むかし、あるところに、おしゃれが大好きな王様がおりました。
毎日毎日、新しい服を作らせては、鏡の前でくるくると回っています。金糸の刺繍がついたマント、宝石のボタンがついた上着、絹のズボンに銀の靴。
「もっと素敵な服はないかのう」
ある日のこと。国に二人の仕立て屋がやってきました。
「王様、わたしたちは世界一の布を織ることができます。その布は、愚か者には見えない、不思議な布です」
王様は目を輝かせました。
「おお、それはすばらしい。さっそく作ってくれ」
王様はたくさんの金貨を渡しました。二人の仕立て屋は、大きな機織り機を据えて、せっせと仕事を始めました。カタンコトン、カタンコトン。朝から晩まで、機織り機の音が響いています。
けれど実は、機織り機の上には何もありません。二人はただ、空っぽの機織り機を動かしているだけだったのです。
王様は大臣を様子見に行かせました。大臣は機織り機を見て、ぎょっとしました。何も見えません。
「わたしは愚か者なのか」
大臣はそう思われるのが怖くて、にっこり笑いました。
「おお、なんと美しい布でしょう」
別の家来も見に行きましたが、やはり何も見えません。けれど、やっぱり正直には言えませんでした。
「すばらしい色合いですな」
やがて服が「できあがった」と聞いて、王様自身が見に行きました。
二人の仕立て屋が、何もない両手をひろげます。
「王様、こちらが上着でございます。こちらがマント。こちらがズボンでございます」
王様の目には、何も見えません。

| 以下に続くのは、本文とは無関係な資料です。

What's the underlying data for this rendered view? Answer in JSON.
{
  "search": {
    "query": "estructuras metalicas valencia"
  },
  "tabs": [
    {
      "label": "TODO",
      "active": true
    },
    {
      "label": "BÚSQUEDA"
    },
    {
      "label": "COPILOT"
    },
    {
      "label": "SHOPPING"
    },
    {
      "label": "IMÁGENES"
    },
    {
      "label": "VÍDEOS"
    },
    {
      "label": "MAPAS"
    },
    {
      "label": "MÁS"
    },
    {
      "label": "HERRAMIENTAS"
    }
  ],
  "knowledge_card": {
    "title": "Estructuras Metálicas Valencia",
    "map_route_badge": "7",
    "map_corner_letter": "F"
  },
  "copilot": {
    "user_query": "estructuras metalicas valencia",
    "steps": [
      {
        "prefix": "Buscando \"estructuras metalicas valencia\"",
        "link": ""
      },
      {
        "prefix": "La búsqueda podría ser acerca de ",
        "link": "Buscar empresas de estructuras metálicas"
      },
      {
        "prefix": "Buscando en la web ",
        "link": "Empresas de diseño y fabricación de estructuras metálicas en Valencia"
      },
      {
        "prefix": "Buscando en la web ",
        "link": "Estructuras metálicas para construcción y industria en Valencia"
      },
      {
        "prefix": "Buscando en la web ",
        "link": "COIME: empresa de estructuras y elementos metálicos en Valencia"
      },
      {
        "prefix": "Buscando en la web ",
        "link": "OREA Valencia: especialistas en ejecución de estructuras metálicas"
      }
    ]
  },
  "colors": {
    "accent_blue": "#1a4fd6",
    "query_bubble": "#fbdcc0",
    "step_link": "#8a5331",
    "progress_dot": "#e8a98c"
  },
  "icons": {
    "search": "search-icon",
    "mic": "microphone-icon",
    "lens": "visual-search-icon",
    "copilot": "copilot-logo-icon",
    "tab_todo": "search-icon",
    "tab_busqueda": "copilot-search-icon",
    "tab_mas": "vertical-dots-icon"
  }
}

でも、愚か者だと思われたくないので、大きくうなずきました。
「うむ、うむ。これはすばらしい」
王様は「新しい服」を着て、町をパレードすることにしました。
町の人々が道に並んで、王様を見守ります。みんな目をぱちくりさせていましたが、誰も本当のことを言いません。
「まあ、素敵なお召し物」
「さすが王様。お似合いですわ」
そのとき、人ごみの中から、小さな子どもの声がしました。
「ねえ、王様、何も着てないよ」
あたりがしんと静まりました。
「……何も着てないよ」
子どもがもう一度、くりかえしました。お母さんがあわてて口をふさごうとしましたが、もう遅い。
「ほんとだ。何も着てない」
「そうだ、そうだ。何も見えないぞ」
町の人たちが次々に声を上げ始めました。
王様は顔を真っ赤にしました。けれど、パレードの途中で逃げるわけにもいきません。胸を張って、堂々と歩き続けました。
お城に帰ると、王様は大きなため息をつきました。
「わしが一番の愚か者だったか」
あの子どもの声が、まだ耳に残っています。正直に言ってくれたのは、あの子だけでした。
次の日、王様はあの子どもをお城に招きました。
「おまえは正直でいてくれた。ありがとう」
子どもはにこっと笑いました。
「だって、ほんとうのことだもん」
王様もつい笑ってしまいました。窓の外では、春の風がそよそよと吹いて、お城の庭の花が揺れています。
その日から王様は、見た目の立派さよりも大事なものがあることを、少しずつ知っていくのでした。大切なのは、本当のことを言える勇気と、それを受け止められるやさしさなのだと。